Let $P$ be a finitely-generated $R$-module, where $R$ is a principal ideal domain. The text that I am reading refers to
$$
f:\bigoplus_{p \in P}R \rightarrow P
$$
as the canonical epimorphism of $R$-modules, but I'm not sure what this map is supposed to be exactly. Since $(P, +)$ is an abelian group with identity 0 my first thought was to define
$$
f(p_1, p_2, …) = (p_1 + p_2 + …)0
$$
but this is always equal to 0 and therefore definitely not surjective. My question is if I don't know anything about the $R$-module $P$, then how can I canonically define this mapping so that it is surjective?
Best Answer
In general $P$ can be infinite or even uncountable, so probably the best way to write an element of $\bigoplus_{p\in P}R$ is a map $g\colon P\to R$ which has $g(p)=0$ for all but finitely many $p\in P$. Then $f(g)=\sum_{p\in P} r\cdot p$. (Note: $g$ is not a homomorphism of modules or anything; it's just a set map with the added property that it's almost always zero.)
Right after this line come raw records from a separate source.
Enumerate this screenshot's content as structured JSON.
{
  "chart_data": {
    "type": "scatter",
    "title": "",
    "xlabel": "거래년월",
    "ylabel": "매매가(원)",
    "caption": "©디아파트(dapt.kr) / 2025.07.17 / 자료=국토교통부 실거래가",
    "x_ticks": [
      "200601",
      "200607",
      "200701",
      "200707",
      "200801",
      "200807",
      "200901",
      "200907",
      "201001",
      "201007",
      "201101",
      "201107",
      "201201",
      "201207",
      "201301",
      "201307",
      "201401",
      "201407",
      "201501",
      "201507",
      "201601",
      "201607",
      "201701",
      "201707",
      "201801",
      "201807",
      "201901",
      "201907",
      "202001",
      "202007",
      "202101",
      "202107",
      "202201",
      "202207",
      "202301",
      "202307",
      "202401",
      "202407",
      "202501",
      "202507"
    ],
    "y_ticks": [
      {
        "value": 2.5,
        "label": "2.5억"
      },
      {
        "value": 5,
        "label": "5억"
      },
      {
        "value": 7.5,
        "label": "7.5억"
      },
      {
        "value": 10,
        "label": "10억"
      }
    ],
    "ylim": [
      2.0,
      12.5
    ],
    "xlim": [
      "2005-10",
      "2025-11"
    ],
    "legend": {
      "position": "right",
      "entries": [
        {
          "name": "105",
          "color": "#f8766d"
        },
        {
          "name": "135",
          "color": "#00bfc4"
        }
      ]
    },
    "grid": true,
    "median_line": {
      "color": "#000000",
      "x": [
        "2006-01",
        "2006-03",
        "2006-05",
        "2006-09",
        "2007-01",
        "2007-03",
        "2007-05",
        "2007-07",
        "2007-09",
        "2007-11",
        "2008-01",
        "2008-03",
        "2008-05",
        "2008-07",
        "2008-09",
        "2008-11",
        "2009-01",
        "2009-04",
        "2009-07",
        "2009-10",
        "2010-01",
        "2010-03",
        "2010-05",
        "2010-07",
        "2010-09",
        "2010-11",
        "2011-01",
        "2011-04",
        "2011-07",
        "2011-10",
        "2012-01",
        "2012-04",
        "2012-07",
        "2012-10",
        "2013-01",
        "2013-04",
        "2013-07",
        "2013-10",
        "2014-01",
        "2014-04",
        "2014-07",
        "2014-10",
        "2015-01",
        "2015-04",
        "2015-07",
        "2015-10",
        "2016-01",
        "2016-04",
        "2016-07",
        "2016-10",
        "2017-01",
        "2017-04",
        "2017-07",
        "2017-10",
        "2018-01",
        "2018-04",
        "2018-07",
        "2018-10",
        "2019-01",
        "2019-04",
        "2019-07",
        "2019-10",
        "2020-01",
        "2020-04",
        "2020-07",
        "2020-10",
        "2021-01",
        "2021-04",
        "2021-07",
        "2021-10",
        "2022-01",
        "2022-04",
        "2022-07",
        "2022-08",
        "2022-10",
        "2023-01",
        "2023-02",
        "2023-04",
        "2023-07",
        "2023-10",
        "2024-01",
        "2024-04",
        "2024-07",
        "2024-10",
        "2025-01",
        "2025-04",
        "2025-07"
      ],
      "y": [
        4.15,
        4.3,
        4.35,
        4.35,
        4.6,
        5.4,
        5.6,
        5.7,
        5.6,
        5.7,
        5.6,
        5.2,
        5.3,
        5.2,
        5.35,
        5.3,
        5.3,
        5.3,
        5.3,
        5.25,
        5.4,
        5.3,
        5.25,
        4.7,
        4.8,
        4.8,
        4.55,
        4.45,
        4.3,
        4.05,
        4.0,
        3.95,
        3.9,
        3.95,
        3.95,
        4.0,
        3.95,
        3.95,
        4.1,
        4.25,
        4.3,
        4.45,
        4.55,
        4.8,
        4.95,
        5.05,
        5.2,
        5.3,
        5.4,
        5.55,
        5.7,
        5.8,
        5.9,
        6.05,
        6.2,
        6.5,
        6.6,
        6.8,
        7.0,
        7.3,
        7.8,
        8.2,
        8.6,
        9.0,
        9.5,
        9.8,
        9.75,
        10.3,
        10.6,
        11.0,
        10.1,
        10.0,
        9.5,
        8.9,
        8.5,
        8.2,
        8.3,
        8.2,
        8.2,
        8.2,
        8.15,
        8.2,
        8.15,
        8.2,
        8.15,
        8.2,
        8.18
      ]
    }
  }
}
For example, suppose $P=\Bbb Z/3$. Then we can write the domain of $f$ as $R_0\oplus R_1\oplus R_2\oplus R_3$, and have $f(r_1,r_2,r_3,r_4)=r_1+2r_2+3r_3$.
In general, $f$ is certainly an epimorphism: given $p\in P$, let $g\colon P\to R$ be the map taking $p$ to $1$ and every other element to $0$. Then $f(g)=p$.
More commonly, you will see people start with a set of generators for $P$ like $p_1,\ldots,p_n$, in which case we have a surjective map $R^n\to P$ given by $(r_1,\ldots, r_n)\mapsto r_1p_1+\cdots+r_n p_n$. The only issue is that this depends on a choice of generators for $P$, hence why the author refers to $f$ here as the canonical epimorphism.